How well do secular leaders who challenge religious leaders usually do, historically speaking?
As a general rule, secular rulers who directly challenge religious leaders have a lot of problems, and are often crushed completely. We think of the medieval popes excommunicating leaders, who had to come begging to them on their knees for forgiveness, we think of the key role Pope John Paul II played in bringing down the Soviet Union, we think of the need for secular leaders in the medieval world to create alternative popes to support them, in their ambitions and worldly goals, because they knew how essential it was to have some religious backing, even an artificially created one. The critical social role that religion always has, and still does play in the lives of ordinary citizens muust never be underestimated. Religion has always aided in education and social services, and it has always played a key role in setting guardrails on the actions of politicians, not allowing them to overstep their bounds in their actions, protecting the people against the excessive oppression of ruthless tyrants.
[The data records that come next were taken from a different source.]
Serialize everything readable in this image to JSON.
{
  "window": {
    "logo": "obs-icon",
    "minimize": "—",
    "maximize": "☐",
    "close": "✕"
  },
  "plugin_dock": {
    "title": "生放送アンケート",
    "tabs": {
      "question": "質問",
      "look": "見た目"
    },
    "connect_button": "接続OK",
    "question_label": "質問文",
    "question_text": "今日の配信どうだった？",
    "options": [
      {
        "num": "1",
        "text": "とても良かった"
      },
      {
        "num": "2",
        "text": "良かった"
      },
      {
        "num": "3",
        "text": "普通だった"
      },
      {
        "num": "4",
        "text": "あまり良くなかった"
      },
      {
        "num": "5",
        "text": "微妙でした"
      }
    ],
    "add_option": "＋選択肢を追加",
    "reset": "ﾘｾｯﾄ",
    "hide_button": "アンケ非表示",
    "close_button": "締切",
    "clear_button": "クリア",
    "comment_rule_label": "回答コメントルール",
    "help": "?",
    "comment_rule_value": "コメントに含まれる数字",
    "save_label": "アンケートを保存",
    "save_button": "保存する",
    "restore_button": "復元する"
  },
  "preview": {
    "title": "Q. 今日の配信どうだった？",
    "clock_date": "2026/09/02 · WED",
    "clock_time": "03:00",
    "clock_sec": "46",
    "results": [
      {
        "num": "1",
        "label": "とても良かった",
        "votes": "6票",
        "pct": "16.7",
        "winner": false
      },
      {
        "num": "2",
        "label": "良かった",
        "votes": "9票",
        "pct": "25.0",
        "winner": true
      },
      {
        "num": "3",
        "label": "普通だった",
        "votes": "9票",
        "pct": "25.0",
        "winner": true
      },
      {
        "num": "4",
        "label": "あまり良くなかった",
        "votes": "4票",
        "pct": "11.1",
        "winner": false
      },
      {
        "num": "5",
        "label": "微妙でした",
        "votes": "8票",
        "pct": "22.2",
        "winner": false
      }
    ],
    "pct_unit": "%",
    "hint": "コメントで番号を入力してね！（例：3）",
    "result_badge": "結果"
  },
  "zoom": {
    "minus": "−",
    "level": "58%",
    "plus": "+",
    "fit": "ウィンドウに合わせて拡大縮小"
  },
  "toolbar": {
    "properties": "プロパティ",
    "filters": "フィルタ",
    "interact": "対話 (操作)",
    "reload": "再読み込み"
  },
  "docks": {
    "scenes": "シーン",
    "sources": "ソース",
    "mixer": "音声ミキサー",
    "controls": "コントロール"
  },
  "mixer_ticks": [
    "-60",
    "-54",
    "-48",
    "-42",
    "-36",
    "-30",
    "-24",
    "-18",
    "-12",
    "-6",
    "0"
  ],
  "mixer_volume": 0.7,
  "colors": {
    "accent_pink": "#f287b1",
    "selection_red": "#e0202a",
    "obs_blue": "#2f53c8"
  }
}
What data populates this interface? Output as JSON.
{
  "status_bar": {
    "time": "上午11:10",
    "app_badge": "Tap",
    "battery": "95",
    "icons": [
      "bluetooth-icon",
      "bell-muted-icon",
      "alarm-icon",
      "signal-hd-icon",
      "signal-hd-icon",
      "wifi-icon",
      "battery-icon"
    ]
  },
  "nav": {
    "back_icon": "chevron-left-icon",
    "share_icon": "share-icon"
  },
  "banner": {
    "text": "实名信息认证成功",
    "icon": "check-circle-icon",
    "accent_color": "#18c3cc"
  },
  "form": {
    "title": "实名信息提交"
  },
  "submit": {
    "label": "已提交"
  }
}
To some extent, so called "atheistic" societies simply make a religion of the state itself, but, frequently, this disappoints, and these so called atheistic societies have to admit and tolerate more conventional religious figures, whether they like it or not. Robespierre was largely brought down by his attempt to formally replace Roman Catholicism, in France, folowing the Revolution, with the worship of the "Supreme Being", perhaps a projection of the state itself. The communist Chinese have found they can't really do entirely without Confucious, Buddha, and even Roman Catholicism, and some traditional polytheistic religions like the worship of the sea Goddess Mazu. Lenin and Stalin would have been truly horrified to see Tsar Nicholas II now worshipped as a Holy Saint of the Russian Orthodox Church, after they murdered him and his entire family!